Je mehr ein Mensch sich dessen bewusst ist, dass er auf dem Weg zum Vater im Himmel ist, desto mehr wird er auf der Erde auf dem Weg zu anderen Menschen sein. Je mehr er seinen Vater im Himmel lieb hat, desto mehr wird er seinen Mitmenschen liebevoll begegnen. Der Weg zum Vater im Himmel ist immer zugleich ein Weg zu den Menschen. Gerade auch zu den fremden Menschen.
Wir sind Wanderer zum Himmel, wir glauben an die offene Tür dort, weil Christus sie uns aufschließt.
Wir sind angewiesen auf die offene Tür, auf das offene Herz dort. Wir wollen doch dort hören:
„Die Tür ist offen – das Herz noch mehr.“ Wir können darauf vertrauen: Wer sich an den Weg Christus hält, wer seinen Lebensweg mit Jesus Christus geht, wird im Himmel eine offene Tür und das offene Herz des Vaters finden.

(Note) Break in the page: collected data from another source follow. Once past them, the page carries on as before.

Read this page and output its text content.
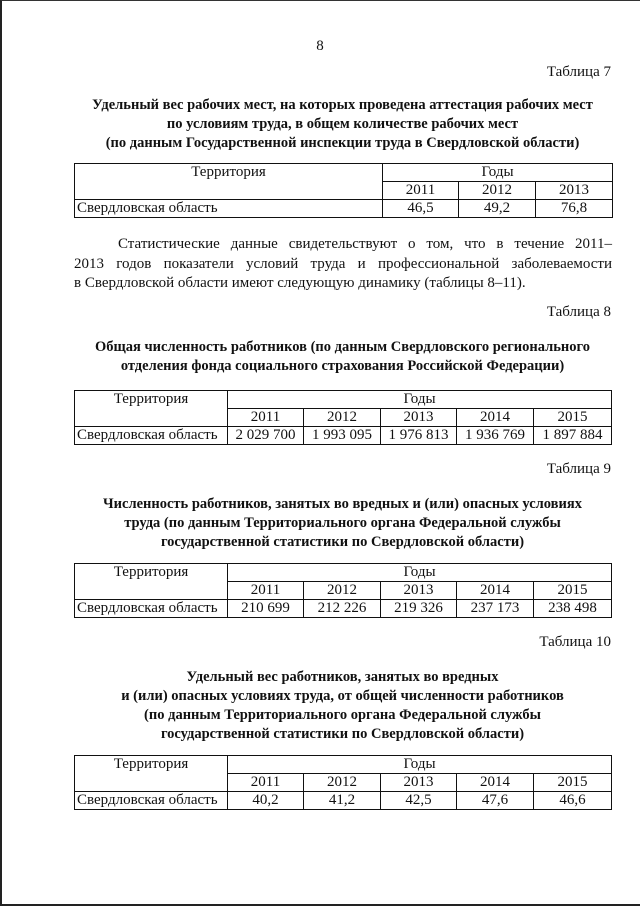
8
Таблица 7
Удельный вес рабочих мест, на которых проведена аттестация рабочих мест
по условиям труда, в общем количестве рабочих мест
(по данным Государственной инспекции труда в Свердловской области)
Территория	Годы		
	2011	2012	2013
Свердловская область	46,5	49,2	76,8
Статистические данные свидетельствуют о том, что в течение 2011–
2013 годов показатели условий труда и профессиональной заболеваемости
в Свердловской области имеют следующую динамику (таблицы 8–11).
Таблица 8
Общая численность работников (по данным Свердловского регионального
отделения фонда социального страхования Российской Федерации)
Территория	Годы				
	2011	2012	2013	2014	2015
Свердловская область	2 029 700	1 993 095	1 976 813	1 936 769	1 897 884
Таблица 9
Численность работников, занятых во вредных и (или) опасных условиях
труда (по данным Территориального органа Федеральной службы
государственной статистики по Свердловской области)
Территория	Годы				
	2011	2012	2013	2014	2015
Свердловская область	210 699	212 226	219 326	237 173	238 498
Таблица 10
Удельный вес работников, занятых во вредных
и (или) опасных условиях труда, от общей численности работников
(по данным Территориального органа Федеральной службы
государственной статистики по Свердловской области)
Территория	Годы				
	2011	2012	2013	2014	2015
Свердловская область	40,2	41,2	42,5	47,6	46,6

Lasst uns bis wir im Himmel sind, die Via Porta gehen, den Weg der Gastfreundschaft für Fremde.
Vielleicht sind uns manche Deutsche immer noch fremd – den atheistisch Erzogenen sind wir Gläubige fremd und umgekehrt; lasst uns einander Gastfreundschaft bieten. Kommen wir, mit denen die uns fremd sind, viel mehr ins Gespräch.
Und dann gibt es natürlich die wachsende Zahl an wirklich Fremden unter uns Deutschen. Gilt da auch: Porta patet – cor magis?
Ja, das brauchen die Wanderer aus fernen Ländern jetzt bei uns. Lasst uns noch mehr lernen wieder Gastfreundschaft zu pflegen. Es braucht in Deutschland notwendig den Weg des offenen Herzens.
Wir Wanderer wissen: Ein Weg erschließt sich beim Gehen. Amen.